Da aus der Bescheidbegründung nicht ersichtlich ist, worin die Ungewissheit gelegen haben sollte und überdies das FA selbst im Bp-Bericht matriellrechtliche Argumente anbringt, die in derselben Weise auch schon bei der ursprünglichen Veranlagung hätten angewendet werden können, ist davon auszugehen, dass der Einkommensteuerbescheid 1999 zu Unrecht vorläufig erging, weshalb dem Berufungsvorbringen zu folgen ist und sich der Beginn der Verjährungsfrist nach den allgemeinen Bestimmungen des § 208 Abs. 1 lit. a BAO richten. Danach beginnt die Verjährungsfrist in den Fällen des § 207 Abs. 2 mit dem Ablauf des Jahres, in dem der Abgabenanspruch entstanden ist, und endet gemäß § 207 Abs. 2 BAO nach dem Ablauf des fünften Kalenderjahres.

Gemäß § 209 Abs. 1 BAO verlängert sich die Verjährungsfrist um ein Jahr, wenn innerhalb der Verjährungsfrist (§ 207) nach außen erkennbare Amtshandlungen zur Geltendmachung des Abgabenanspruches oder zur Feststellung des Abgabepflichtigen (§ 77) von der Abgabenbehörde unternommen werden. Da die Erstbescheide der Jahre 1999 bis 2003 jeweils innerhalb der fünfjährigen Verjährungsfrist ergingen, verlängerte sich die Verjährung für diese Jahre jeweils um ein Jahr. Die Verjährungsfrist verlängert sich jeweils um ein weiteres Jahr, wenn solche Amtshandlungen in einem Jahr unternommen werden, bis zu dessen Ablauf die Verjährungsfrist verlängert ist. Derartige Verlängerungshandlungen konnten im Akt jedoch nicht festgestellt werden.

Für die Jahre 1999 bis einschließlich 2001 ist somit jedenfalls Verjährung eingetreten, weshalb die Erlassung der strittigen Bescheide rechtswidrig erfolgte.
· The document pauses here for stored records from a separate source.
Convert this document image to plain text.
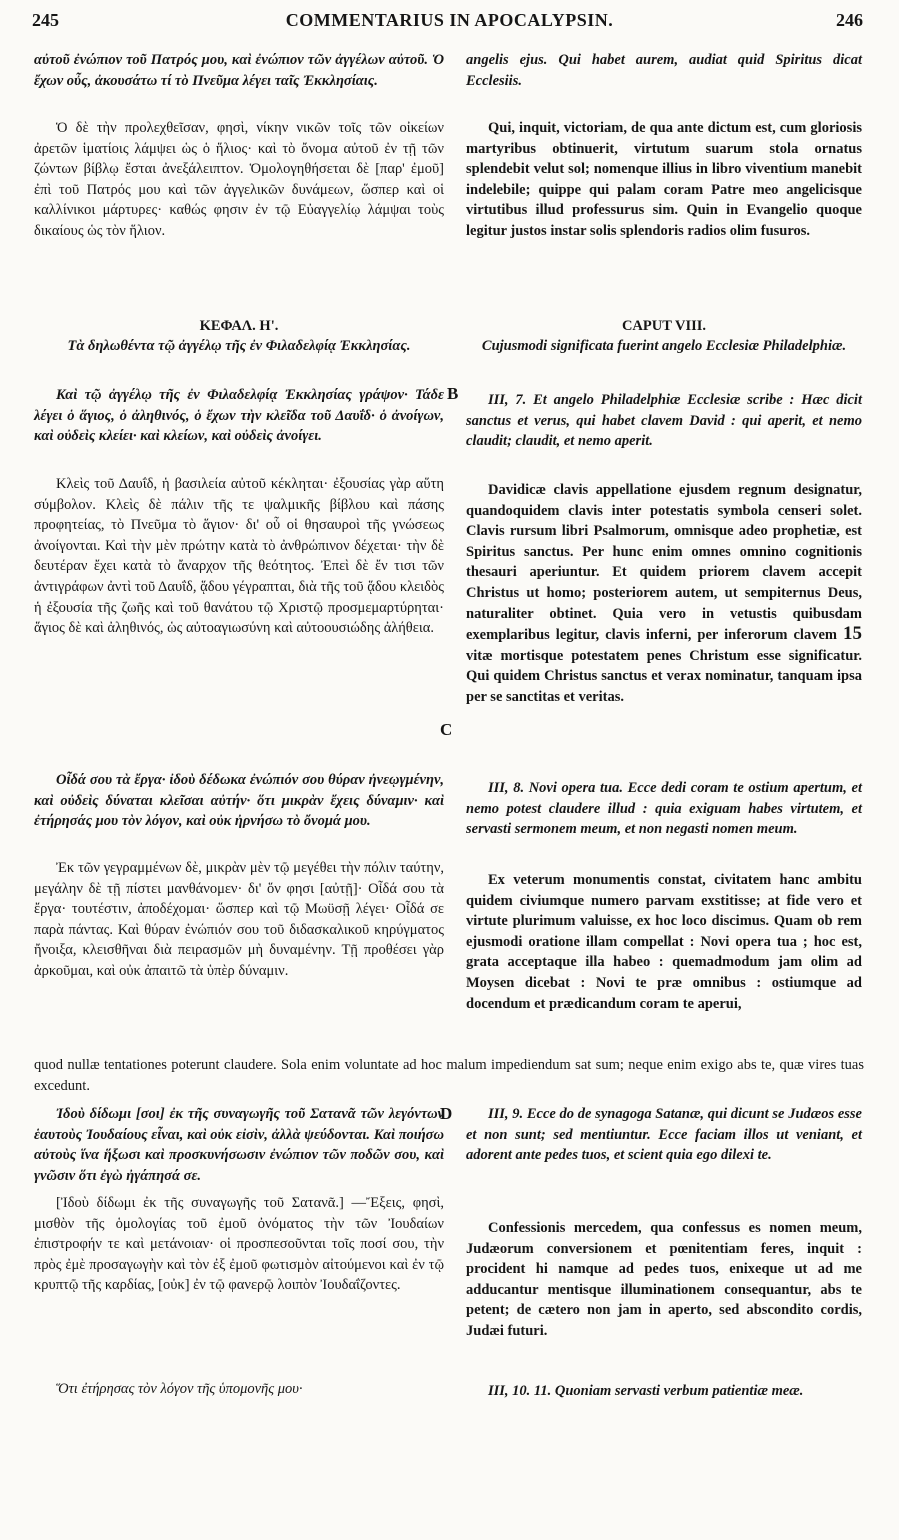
245	COMMENTARIUS IN APOCALYPSIN.	246
αὐτοῦ ἐνώπιον τοῦ Πατρός μου, καὶ ἐνώπιον τῶν ἀγγέλων αὐτοῦ. Ὁ ἔχων οὖς, ἀκουσάτω τί τὸ Πνεῦμα λέγει ταῖς Ἐκκλησίαις.
Ὁ δὲ τὴν προλεχθεῖσαν, φησὶ, νίκην νικῶν τοῖς τῶν οἰκείων ἀρετῶν ἱματίοις λάμψει ὡς ὁ ἥλιος· καὶ τὸ ὄνομα αὐτοῦ ἐν τῇ τῶν ζώντων βίβλῳ ἔσται ἀνεξάλειπτον. Ὁμολογηθήσεται δὲ [παρ' ἐμοῦ] ἐπὶ τοῦ Πατρός μου καὶ τῶν ἀγγελικῶν δυνάμεων, ὥσπερ καὶ οἱ καλλίνικοι μάρτυρες· καθώς φησιν ἐν τῷ Εὐαγγελίῳ λάμψαι τοὺς δικαίους ὡς τὸν ἥλιον.
ΚΕΦΑΛ. Η'.
Τὰ δηλωθέντα τῷ ἀγγέλῳ τῆς ἐν Φιλαδελφίᾳ Ἐκκλησίας.
Καὶ τῷ ἀγγέλῳ τῆς ἐν Φιλαδελφίᾳ Ἐκκλησίας γράψον· Τάδε λέγει ὁ ἅγιος, ὁ ἀληθινός, ὁ ἔχων τὴν κλεῖδα τοῦ Δαυΐδ· ὁ ἀνοίγων, καὶ οὐδεὶς κλείει· καὶ κλείων, καὶ οὐδεὶς ἀνοίγει.
Κλεὶς τοῦ Δαυΐδ, ἡ βασιλεία αὐτοῦ κέκληται· ἐξουσίας γὰρ αὕτη σύμβολον. Κλεὶς δὲ πάλιν τῆς τε ψαλμικῆς βίβλου καὶ πάσης προφητείας, τὸ Πνεῦμα τὸ ἅγιον· δι' οὗ οἱ θησαυροὶ τῆς γνώσεως ἀνοίγονται. Καὶ τὴν μὲν πρώτην κατὰ τὸ ἀνθρώπινον δέχεται· τὴν δὲ δευτέραν ἔχει κατὰ τὸ ἄναρχον τῆς θεότητος. Ἐπεὶ δὲ ἔν τισι τῶν ἀντιγράφων ἀντὶ τοῦ Δαυΐδ, ᾅδου γέγραπται, διὰ τῆς τοῦ ᾅδου κλειδὸς ἡ ἐξουσία τῆς ζωῆς καὶ τοῦ θανάτου τῷ Χριστῷ προσμεμαρτύρηται· ἅγιος δὲ καὶ ἀληθινός, ὡς αὐτοαγιωσύνη καὶ αὐτοουσιώδης ἀλήθεια.
Οἶδά σου τὰ ἔργα· ἰδοὺ δέδωκα ἐνώπιόν σου θύραν ἠνεῳγμένην, καὶ οὐδεὶς δύναται κλεῖσαι αὐτήν· ὅτι μικρὰν ἔχεις δύναμιν· καὶ ἐτήρησάς μου τὸν λόγον, καὶ οὐκ ἠρνήσω τὸ ὄνομά μου.
Ἐκ τῶν γεγραμμένων δὲ, μικρὰν μὲν τῷ μεγέθει τὴν πόλιν ταύτην, μεγάλην δὲ τῇ πίστει μανθάνομεν· δι' ὅν φησι [αὐτῇ]· Οἶδά σου τὰ ἔργα· τουτέστιν, ἀποδέχομαι· ὥσπερ καὶ τῷ Μωϋσῇ λέγει· Οἶδά σε παρὰ πάντας. Καὶ θύραν ἐνώπιόν σου τοῦ διδασκαλικοῦ κηρύγματος ἤνοιξα, κλεισθῆναι διὰ πειρασμῶν μὴ δυναμένην. Τῇ προθέσει γὰρ ἀρκοῦμαι, καὶ οὐκ ἀπαιτῶ τὰ ὑπὲρ δύναμιν.
quod nullæ tentationes poterunt claudere. Sola enim voluntate ad hoc malum impediendum sat sum; neque enim exigo abs te, quæ vires tuas excedunt.
Ἰδοὺ δίδωμι [σοι] ἐκ τῆς συναγωγῆς τοῦ Σατανᾶ τῶν λεγόντων ἑαυτοὺς Ἰουδαίους εἶναι, καὶ οὐκ εἰσὶν, ἀλλὰ ψεύδονται. Καὶ ποιήσω αὐτοὺς ἵνα ἥξωσι καὶ προσκυνήσωσιν ἐνώπιον τῶν ποδῶν σου, καὶ γνῶσιν ὅτι ἐγὼ ἠγάπησά σε.
[Ἰδοὺ δίδωμι ἐκ τῆς συναγωγῆς τοῦ Σατανᾶ.] —Ἔξεις, φησὶ, μισθὸν τῆς ὁμολογίας τοῦ ἐμοῦ ὀνόματος τὴν τῶν Ἰουδαίων ἐπιστροφήν τε καὶ μετάνοιαν· οἱ προσπεσοῦνται τοῖς ποσί σου, τὴν πρὸς ἐμὲ προσαγωγὴν καὶ τὸν ἐξ ἐμοῦ φωτισμὸν αἰτούμενοι καὶ ἐν τῷ κρυπτῷ τῆς καρδίας, [οὐκ] ἐν τῷ φανερῷ λοιπὸν Ἰουδαΐζοντες.
Ὅτι ἐτήρησας τὸν λόγον τῆς ὑπομονῆς μου·
angelis ejus. Qui habet aurem, audiat quid Spiritus dicat Ecclesiis.
Qui, inquit, victoriam, de qua ante dictum est, cum gloriosis martyribus obtinuerit, virtutum suarum stola ornatus splendebit velut sol; nomenque illius in libro viventium manebit indelebile; quippe qui palam coram Patre meo angelicisque virtutibus illud professurus sim. Quin in Evangelio quoque legitur justos instar solis splendoris radios olim fusuros.
CAPUT VIII.
Cujusmodi significata fuerint angelo Ecclesiæ Philadelphiæ.
III, 7. Et angelo Philadelphiæ Ecclesiæ scribe : Hæc dicit sanctus et verus, qui habet clavem David : qui aperit, et nemo claudit; claudit, et nemo aperit.
Davidicæ clavis appellatione ejusdem regnum designatur, quandoquidem clavis inter potestatis symbola censeri solet. Clavis rursum libri Psalmorum, omnisque adeo prophetiæ, est Spiritus sanctus. Per hunc enim omnes omnino cognitionis thesauri aperiuntur. Et quidem priorem clavem accepit Christus ut homo; posteriorem autem, ut sempiternus Deus, naturaliter obtinet. Quia vero in vetustis quibusdam exemplaribus legitur, clavis inferni, per inferorum clavem 15 vitæ mortisque potestatem penes Christum esse significatur. Qui quidem Christus sanctus et verax nominatur, tanquam ipsa per se sanctitas et veritas.
III, 8. Novi opera tua. Ecce dedi coram te ostium apertum, et nemo potest claudere illud : quia exiguam habes virtutem, et servasti sermonem meum, et non negasti nomen meum.
Ex veterum monumentis constat, civitatem hanc ambitu quidem civiumque numero parvam exstitisse; at fide vero et virtute plurimum valuisse, ex hoc loco discimus. Quam ob rem ejusmodi oratione illam compellat : Novi opera tua ; hoc est, grata acceptaque illa habeo : quemadmodum jam olim ad Moysen dicebat : Novi te præ omnibus : ostiumque ad docendum et prædicandum coram te aperui,
III, 9. Ecce do de synagoga Satanæ, qui dicunt se Judæos esse et non sunt; sed mentiuntur. Ecce faciam illos ut veniant, et adorent ante pedes tuos, et scient quia ego dilexi te.
Confessionis mercedem, qua confessus es nomen meum, Judæorum conversionem et pœnitentiam feres, inquit : procident hi namque ad pedes tuos, enixeque ut ad me adducantur mentisque illuminationem consequantur, abs te petent; de cætero non jam in aperto, sed abscondito cordis, Judæi futuri.
III, 10. 11. Quoniam servasti verbum patientiæ meæ.
B
C
D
Hinsichtlich der Streitjahre 2002 und 2003 ist festzuhalten, dass der Grund für deren vorläufige Erlassung offenbar/ möglicherweise darin gelegen war, dass der Einkommensteuerbescheid 1999 - wie oben dargestellt zu Unrecht - vorläufig erlassen worden war. Eine Begründung für die Vorläufigkeit ist den Bescheiden für diese beiden Streitjahre überhaupt nicht zu entnehmen. Wenn aber bereits der die Vorläufigkeit auslösende Einkommensteuerbescheid 1999 zu Unrecht vorläufig erging, trifft das umso mehr auf die begründungslose Vorläufigkeit der Bescheide für 2002 und 2003 zu. Diese Bescheide hätten daher endgültig zu ergehen gehabt, das diesbezüglich rechtswidrige Vorgehen des FA kann nicht dem Bw. dergestalt angelastet werden, dass ein zu Unrecht vorläufig erlassener Abgabenbescheid ohne Geltendmachung eines Wiederaufnahmegrundes zu seinen Lasten abgeändert wird. Die Unterlassung der Einbringung einer Berufung gegen eine rechtswidrige Vorläufigkeit kann diese Rechtswidrigkeit nicht sanieren.